Les 4 associations: 5CLB, CADE, SEPANSO 64 et le Collectif JUZAN VIVANT obtiennent satisfaction auprès du Tribunal de Bayonne (Pôle Environnement), dans une affaire condamnant la Communauté d’agglomération du Pays basque (CAPB), tout en regrettant avoir dû faire appel à la Justice environnementale afin d’obtenir réparation du préjudice pour une plainte déposée le 22/12/2022…
La décision du Tribunal date du 02 janvier 2026 – Un défrichement forestier illégal (à Juzan/Anglet 64) était en litige avec la CAPB. Notre communiqué de Presse du 02/01/2026 acte la Convention judiciaire, le Président de la CAPB a reconnu l’illégalité d’un défrichement sans autorisation administrative: CP Défrichement 02 01 2026
Le tribunal a donc condamné la CAPB à :
– une amende d’intérêt public de 15 000 €,
– procéder avant le 1er octobre 2027 au reboisement de l’ensemble de la parcelle
– indemniser les 4 associations ayant déposé la plainte ( 1000 € par association)

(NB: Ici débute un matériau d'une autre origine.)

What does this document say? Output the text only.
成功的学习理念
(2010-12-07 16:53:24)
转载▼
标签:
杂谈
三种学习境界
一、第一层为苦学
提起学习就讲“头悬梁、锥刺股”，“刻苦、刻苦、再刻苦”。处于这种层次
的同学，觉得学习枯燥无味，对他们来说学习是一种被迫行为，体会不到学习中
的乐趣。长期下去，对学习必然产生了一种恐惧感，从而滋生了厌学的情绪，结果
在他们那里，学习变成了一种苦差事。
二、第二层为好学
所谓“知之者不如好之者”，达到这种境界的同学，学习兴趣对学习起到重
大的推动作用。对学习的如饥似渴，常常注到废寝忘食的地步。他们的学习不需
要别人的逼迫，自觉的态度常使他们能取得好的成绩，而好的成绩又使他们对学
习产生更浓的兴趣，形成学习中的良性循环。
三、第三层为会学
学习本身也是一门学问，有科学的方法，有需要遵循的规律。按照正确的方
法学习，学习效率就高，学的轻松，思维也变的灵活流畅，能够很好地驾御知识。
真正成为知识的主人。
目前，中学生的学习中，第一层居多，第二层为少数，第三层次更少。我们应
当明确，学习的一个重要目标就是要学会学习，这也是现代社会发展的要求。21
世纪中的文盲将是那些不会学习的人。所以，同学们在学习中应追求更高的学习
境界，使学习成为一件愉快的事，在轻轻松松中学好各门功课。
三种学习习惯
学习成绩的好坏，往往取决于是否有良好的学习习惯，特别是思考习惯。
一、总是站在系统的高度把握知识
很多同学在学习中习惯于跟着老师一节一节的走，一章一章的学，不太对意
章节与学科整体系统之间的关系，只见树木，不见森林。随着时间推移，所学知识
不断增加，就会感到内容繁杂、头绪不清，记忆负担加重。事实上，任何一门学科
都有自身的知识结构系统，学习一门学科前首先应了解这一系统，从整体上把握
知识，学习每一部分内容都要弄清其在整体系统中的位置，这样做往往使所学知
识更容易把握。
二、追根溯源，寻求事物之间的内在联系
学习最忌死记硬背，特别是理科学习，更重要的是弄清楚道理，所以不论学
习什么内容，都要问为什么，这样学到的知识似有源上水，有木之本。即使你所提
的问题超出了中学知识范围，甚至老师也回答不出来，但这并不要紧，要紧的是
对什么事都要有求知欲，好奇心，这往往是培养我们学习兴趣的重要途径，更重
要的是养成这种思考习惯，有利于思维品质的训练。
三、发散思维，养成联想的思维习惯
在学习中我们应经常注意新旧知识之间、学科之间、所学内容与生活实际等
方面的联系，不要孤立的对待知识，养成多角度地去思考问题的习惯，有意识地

– solliciter l’application du régime forestier pour la zone reboisée.
Les quatre associations soulignent que cette décision du tribunal judiciaire de Bayonne entrainera l’annulation du permis de construire délivré illégalement sur cette parcelle par le M. le Maire d’Anglet, le 19 juillet 2023.

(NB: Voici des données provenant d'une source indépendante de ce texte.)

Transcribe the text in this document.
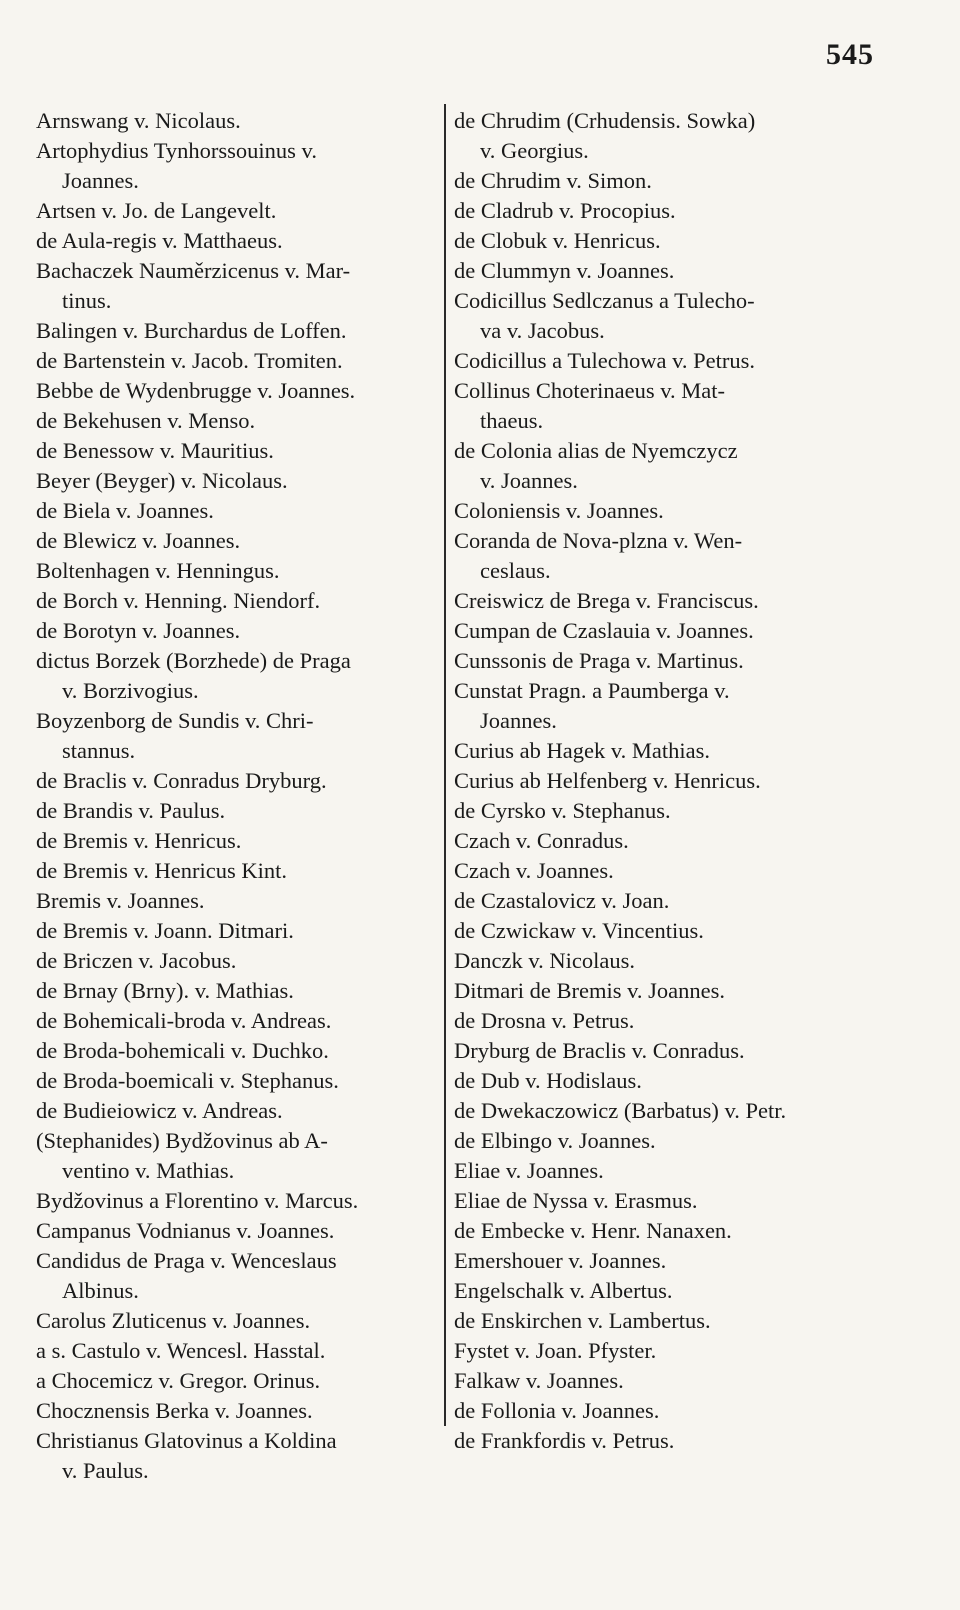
545

Arnswang v. Nicolaus.

Artophydius Tynhorssouinus v.

Joannes.

Artsen v. Jo. de Langevelt.

de Aula-regis v. Matthaeus.

Bachaczek Nauměrzicenus v. Mar-

tinus.

Balingen v. Burchardus de Loffen.

de Bartenstein v. Jacob. Tromiten.

Bebbe de Wydenbrugge v. Joannes.

de Bekehusen v. Menso.

de Benessow v. Mauritius.

Beyer (Beyger) v. Nicolaus.

de Biela v. Joannes.

de Blewicz v. Joannes.

Boltenhagen v. Henningus.

de Borch v. Henning. Niendorf.

de Borotyn v. Joannes.

dictus Borzek (Borzhede) de Praga

v. Borzivogius.

Boyzenborg de Sundis v. Chri-

stannus.

de Braclis v. Conradus Dryburg.

de Brandis v. Paulus.

de Bremis v. Henricus.

de Bremis v. Henricus Kint.

Bremis v. Joannes.

de Bremis v. Joann. Ditmari.

de Briczen v. Jacobus.

de Brnay (Brny). v. Mathias.

de Bohemicali-broda v. Andreas.

de Broda-bohemicali v. Duchko.

de Broda-boemicali v. Stephanus.

de Budieiowicz v. Andreas.

(Stephanides) Bydžovinus ab A-

ventino v. Mathias.

Bydžovinus a Florentino v. Marcus.

Campanus Vodnianus v. Joannes.

Candidus de Praga v. Wenceslaus

Albinus.

Carolus Zluticenus v. Joannes.

a s. Castulo v. Wencesl. Hasstal.

a Chocemicz v. Gregor. Orinus.

Chocznensis Berka v. Joannes.

Christianus Glatovinus a Koldina

v. Paulus.

de Chrudim (Crhudensis. Sowka)

v. Georgius.

de Chrudim v. Simon.

de Cladrub v. Procopius.

de Clobuk v. Henricus.

de Clummyn v. Joannes.

Codicillus Sedlczanus a Tulecho-

va v. Jacobus.

Codicillus a Tulechowa v. Petrus.

Collinus Choterinaeus v. Mat-

thaeus.

de Colonia alias de Nyemczycz

v. Joannes.

Coloniensis v. Joannes.

Coranda de Nova-plzna v. Wen-

ceslaus.

Creiswicz de Brega v. Franciscus.

Cumpan de Czaslauia v. Joannes.

Cunssonis de Praga v. Martinus.

Cunstat Pragn. a Paumberga v.

Joannes.

Curius ab Hagek v. Mathias.

Curius ab Helfenberg v. Henricus.

de Cyrsko v. Stephanus.

Czach v. Conradus.

Czach v. Joannes.

de Czastalovicz v. Joan.

de Czwickaw v. Vincentius.

Danczk v. Nicolaus.

Ditmari de Bremis v. Joannes.

de Drosna v. Petrus.

Dryburg de Braclis v. Conradus.

de Dub v. Hodislaus.

de Dwekaczowicz (Barbatus) v. Petr.

de Elbingo v. Joannes.

Eliae v. Joannes.

Eliae de Nyssa v. Erasmus.

de Embecke v. Henr. Nanaxen.

Emershouer v. Joannes.

Engelschalk v. Albertus.

de Enskirchen v. Lambertus.

Fystet v. Joan. Pfyster.

Falkaw v. Joannes.

de Follonia v. Joannes.

de Frankfordis v. Petrus.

Les 4 associations, 5CLB, CADE, SEPANSO 64, Collectif JUZAN VIVANT,
se félicitent de cette décision positive et remercient tous les militants, les citoyens, les associations locales qui se sont mobilisées pour protester contre cette destruction d’un espace boisé, accueillant par ailleurs des espèces protégées. Cette décision judiciaire complète utilement la délibération de la CAPB du 27 septembre 2025 qui officialisait l’abandon de la création d’une zone d’activités dans 22 ha d’ espaces agricoles et
forestiers de Juzan.
Grace à la mobilisation de tous et toutes, citoyens et associations locales, ce sont donc de vastes espaces naturels qui auront été sauvés d’une urbanisation contestable, initiée de longue date par M. le Maire d’Anglet et M. le Président de la CAPB.
Notre vigilance perdure car c’est bien la centaine d’ha des espaces naturels du « Balcon vert » qui entourent l’aéroport, qualifié de « deuxième poumon vert d’Anglet » par le tribunal de Bayonne, qui devront être sauvegardés car ils assurent une protection de plus en plus précieuse pour la qualité de vie des habitants.